My mother survived the Nazis — I’m happy she can’t see Germany today
Comparisons with the 1930s are lazy, says John Kampfner. But on the anniversary of the brutal Nazi pogrom Kristallnacht, and in the shadow of the ongoing Israel-Gaza war, he travels to Berlin to talk to a Holocaust survivor’s son who is shocked by the rising tide of violent antisemitism in Germany and across Europe
I am so happy that my mother is not around to see this now.” Hermann Simon and I were talking on the eve of the 85th anniversary of Kristallnacht, the pogroms of November 1938 across Germany that presaged the Holocaust. We were talking also exactly a month since Hamas carried out its massacre of 1,400 Israelis on 7 October – the largest single day of murder of Jews since the defeat of the Third Reich.

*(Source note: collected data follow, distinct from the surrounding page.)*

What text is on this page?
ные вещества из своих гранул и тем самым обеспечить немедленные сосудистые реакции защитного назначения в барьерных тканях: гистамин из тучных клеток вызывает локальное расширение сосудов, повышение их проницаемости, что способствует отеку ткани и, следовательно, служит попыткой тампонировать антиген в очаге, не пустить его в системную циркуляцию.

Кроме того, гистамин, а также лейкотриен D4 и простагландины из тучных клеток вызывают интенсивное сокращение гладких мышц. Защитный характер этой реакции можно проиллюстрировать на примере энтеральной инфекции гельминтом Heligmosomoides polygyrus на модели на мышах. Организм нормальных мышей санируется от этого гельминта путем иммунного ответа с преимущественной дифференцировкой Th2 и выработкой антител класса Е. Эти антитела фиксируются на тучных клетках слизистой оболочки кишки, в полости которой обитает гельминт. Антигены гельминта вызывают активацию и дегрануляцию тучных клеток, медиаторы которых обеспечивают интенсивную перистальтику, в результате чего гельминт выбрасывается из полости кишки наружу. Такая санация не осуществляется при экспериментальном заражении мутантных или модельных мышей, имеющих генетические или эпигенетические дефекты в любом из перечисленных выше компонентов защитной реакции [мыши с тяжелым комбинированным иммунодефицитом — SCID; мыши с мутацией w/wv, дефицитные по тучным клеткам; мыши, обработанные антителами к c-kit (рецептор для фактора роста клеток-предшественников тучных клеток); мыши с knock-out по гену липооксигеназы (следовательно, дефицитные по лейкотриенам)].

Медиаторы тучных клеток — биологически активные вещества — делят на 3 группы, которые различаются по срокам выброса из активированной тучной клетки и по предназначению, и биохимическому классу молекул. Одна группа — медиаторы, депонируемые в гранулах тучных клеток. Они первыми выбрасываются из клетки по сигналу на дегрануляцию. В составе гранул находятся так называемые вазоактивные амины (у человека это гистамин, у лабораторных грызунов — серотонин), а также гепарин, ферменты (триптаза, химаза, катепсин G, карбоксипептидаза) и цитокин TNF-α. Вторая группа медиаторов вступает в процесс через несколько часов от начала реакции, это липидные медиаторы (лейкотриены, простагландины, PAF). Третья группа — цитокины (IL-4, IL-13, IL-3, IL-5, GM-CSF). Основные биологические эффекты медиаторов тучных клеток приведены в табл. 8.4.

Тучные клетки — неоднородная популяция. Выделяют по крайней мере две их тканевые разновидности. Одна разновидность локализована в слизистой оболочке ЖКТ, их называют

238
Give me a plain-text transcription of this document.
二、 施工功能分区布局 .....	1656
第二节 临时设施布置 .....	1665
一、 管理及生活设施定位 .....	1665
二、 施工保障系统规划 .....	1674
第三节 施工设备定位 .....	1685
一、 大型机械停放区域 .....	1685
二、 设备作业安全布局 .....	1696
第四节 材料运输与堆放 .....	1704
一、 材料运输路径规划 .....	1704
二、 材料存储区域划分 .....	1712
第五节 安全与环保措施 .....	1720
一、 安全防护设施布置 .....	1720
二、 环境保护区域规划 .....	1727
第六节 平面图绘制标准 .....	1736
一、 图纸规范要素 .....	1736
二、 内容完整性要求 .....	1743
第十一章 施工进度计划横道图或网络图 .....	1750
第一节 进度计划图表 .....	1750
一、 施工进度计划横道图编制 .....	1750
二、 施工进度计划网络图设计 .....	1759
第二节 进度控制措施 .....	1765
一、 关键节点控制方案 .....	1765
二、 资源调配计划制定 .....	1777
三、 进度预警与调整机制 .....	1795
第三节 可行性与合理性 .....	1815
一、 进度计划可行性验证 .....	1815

Simon’s words were not mere musings. His mother survived the war by hiding underground, one of a tiny number of Jews who submerged, literally, to stay alive. Her son says that for the first days after last month’s terrorist attack he too had the urge to hide, deciding not to go to his local synagogue on that first Friday.
Simon is one of the most exceptional figures in contemporary Berlin Jewry, his life exemplifying the terrible history of Jews in Berlin – and a certain redemption that followed. But first his mother: an orphan at the age of 19, in 1941 Marie Jalowicz Simon was sent into forced labour at a Siemens factory, going from home to home, all the time hiding, famished, often exploited, and living in unsanitary conditions. She avoided almost certain death when, in June 1942, dressed only in her petticoat and pretending to be a neighbour, she slipped past the two SS men who had been sent to pick her up. On the rare occasions she needed to venture onto the street, she would not wear the yellow star required of Jews. For a time, she stayed in a villa outside the city with a circus performer before being “sold” for 15 reichsmarks (around £70 in today’s money) to a syphilitic, ardent Nazi.